Japan needs an Obama figure- but it's difficult to imagine that really happening since Obama is from America- he's loved here because he's so different and they don't need to take a risk to get behind him. Perhaps if a leader were to come out of Okinawa- the most laid-back part of Japan I know of, and the one least likely to be connected too strongly to Kasumigaseki and all its intrinsic corruption.
It'll change as the demographic of the country changes and they have to start enfranchising Koreans and Chinese. That's when we'll the minorities having some power, and the current strangle-hold will break. Probably the Japanese can't do it on their own.
Headless In Tokyo
It's hard to overstate just how deep the rot has spread. The biggest problem is that the government still hasn't managed to present a credible plan for reviving the economy. It has passed some modest stimulus measures, and more may be on the way. But what's received the most attention has been Aso's ill-fated $20.5 billion cash-payout plan. Many Japanese have raised objections because they can't see why the checks should be sent to rich recipients as well as less-well-off ones—a problem that was compounded by Aso's constantly shifting explanations of the rationale for the policy.
Meanwhile, the missteps of Japan's leaders have become legend, and are almost impossible to imagine in another advanced democracy. In 2003, for example, one Diet member, Seiichi Ota, actually opined that there was still hope for overcoming the nation's demographic crisis because "gang rape shows the people who do it are still vigorous." One minister in Abe's government referred to women in 2007 as "birth-giving machines." Neither seemed particularly concerned about the fallout.
This points to another source of Japan's problems: its electorate keeps returning dismal politicians to office. The DPJ's Kitagami says the voters still too often fail to hold their politicians accountable. "People are too passive, and that's created a sort of lenient environment where you have incompetent politicians holding power."
Yet change may finally be in the offing—thanks largely to the rise, over the past decade, of the DPJ, which finally won control over the Diet's upper house in July 2007. Many Japanese now believe that simply kicking out the old LDP bums in the upcoming general election will have a galvanizing effect. They concede that the DPJ is hardly an ideal vehicle for renewal. Its head, Ichiro Ozawa, is a former LDP bigwig and unpopular; his party offers little programmatic coherence. And many of its leaders are strikingly inexperienced.

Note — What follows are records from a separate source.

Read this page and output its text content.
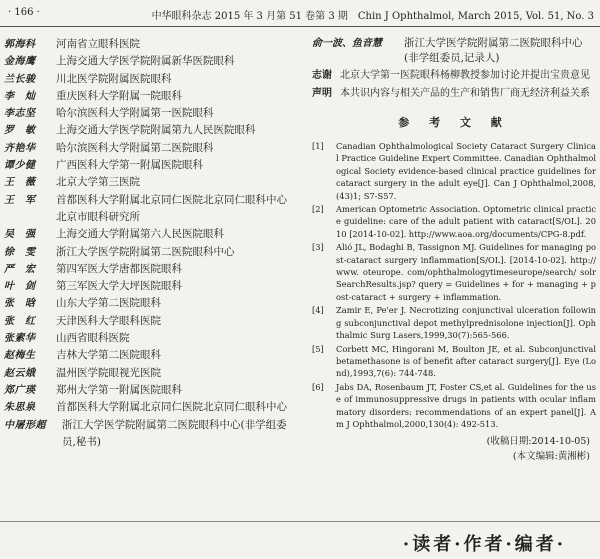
· 166 ·	中华眼科杂志 2015 年 3 月第 51 卷第 3 期　Chin J Ophthalmol, March 2015, Vol. 51, No. 3
郭海科	河南省立眼科医院
金海鹰	上海交通大学医学院附属新华医院眼科
兰长骏	川北医学院附属医院眼科
李　灿	重庆医科大学附属一院眼科
李志坚	哈尔滨医科大学附属第一医院眼科
罗　敏	上海交通大学医学院附属第九人民医院眼科
齐艳华	哈尔滨医科大学附属第二医院眼科
谭少健	广西医科大学第一附属医院眼科
王　薇	北京大学第三医院
王　军	首都医科大学附属北京同仁医院北京同仁眼科中心 北京市眼科研究所
吴　强	上海交通大学附属第六人民医院眼科
徐　雯	浙江大学医学院附属第二医院眼科中心
严　宏	第四军医大学唐都医院眼科
叶　剑	第三军医大学大坪医院眼科
张　晗	山东大学第二医院眼科
张　红	天津医科大学眼科医院
张素华	山西省眼科医院
赵梅生	吉林大学第二医院眼科
赵云娥	温州医学院眼视光医院
郑广瑛	郑州大学第一附属医院眼科
朱思泉	首都医科大学附属北京同仁医院北京同仁眼科中心
中屠形超	浙江大学医学院附属第二医院眼科中心(非学组委员,秘书)
俞一波、鱼音慧	浙江大学医学院附属第二医院眼科中心(非学组委员,记录人)
志谢 北京大学第一医院眼科杨柳教授参加讨论并提出宝贵意见
声明 本共识内容与相关产品的生产和销售厂商无经济利益关系
参 考 文 献
[1]	Canadian Ophthalmological Society Cataract Surgery Clinical Practice Guideline Expert Committee. Canadian Ophthalmological Society evidence-based clinical practice guidelines for cataract surgery in the adult eye[J]. Can J Ophthalmol,2008,(43)1; S7-S57.
[2]	American Optometric Association. Optometric clinical practice guideline: care of the adult patient with cataract[S/OL]. 2010 [2014-10-02]. http://www.aoa.org/documents/CPG-8.pdf.
[3]	Alió JL, Bodaghi B, Tassignon MJ. Guidelines for managing post-cataract surgery inflammation[S/OL]. [2014-10-02]. http:// www. oteurope. com/ophthalmologytimeseurope/search/ solrSearchResults.jsp? query = Guidelines + for + managing + post-cataract + surgery + inflammation.
[4]	Zamir E, Pe'er J. Necrotizing conjunctival ulceration following subconjunctival depot methylprednisolone injection[J]. Ophthalmic Surg Lasers,1999,30(7):565-566.
[5]	Corbett MC, Hingorani M, Boulton JE, et al. Subconjunctival betamethasone is of benefit after cataract surgery[J]. Eye (Lond),1993,7(6): 744-748.
[6]	Jabs DA, Rosenbaum JT, Foster CS,et al. Guidelines for the use of immunosuppressive drugs in patients with ocular inflammatory disorders: recommendations of an expert panel[J]. Am J Ophthalmol,2000,130(4): 492-513.
(收稿日期:2014-10-05)
(本文编辑:黄湘彬)
·读者·作者·编者·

Yet there's a widely shared hope that a victory for the opposition could nonetheless serve as the prelude to a broader cleansing of the political establishment. One particularly important outcome would be a much-needed shift toward a system where political ideas are more important than personal connections—something that's already being fostered by the rise of a real two-party establishment. "It was one thing when you had a closed, hermetic system," says Tobias Harris, author of the blog Observing Japan. "Nowadays you actually need to appeal to people to bring them along. It's not enough to say 'Here's our campaign slogan, here's how we're going to do the budget'." The DPJ's Nakagawa says that previous methods for winning power are changing. "Earlier there were certain opinion leaders in each village, each community. In the old days we could talk to them, and they would influence the vote," he says. "But now people have begun to think for themselves." The machine, in other ways, may finally be breaking down. It's about time; in fact, it's long overdue. For given the many problems Japan now faces, change can't come fast enough.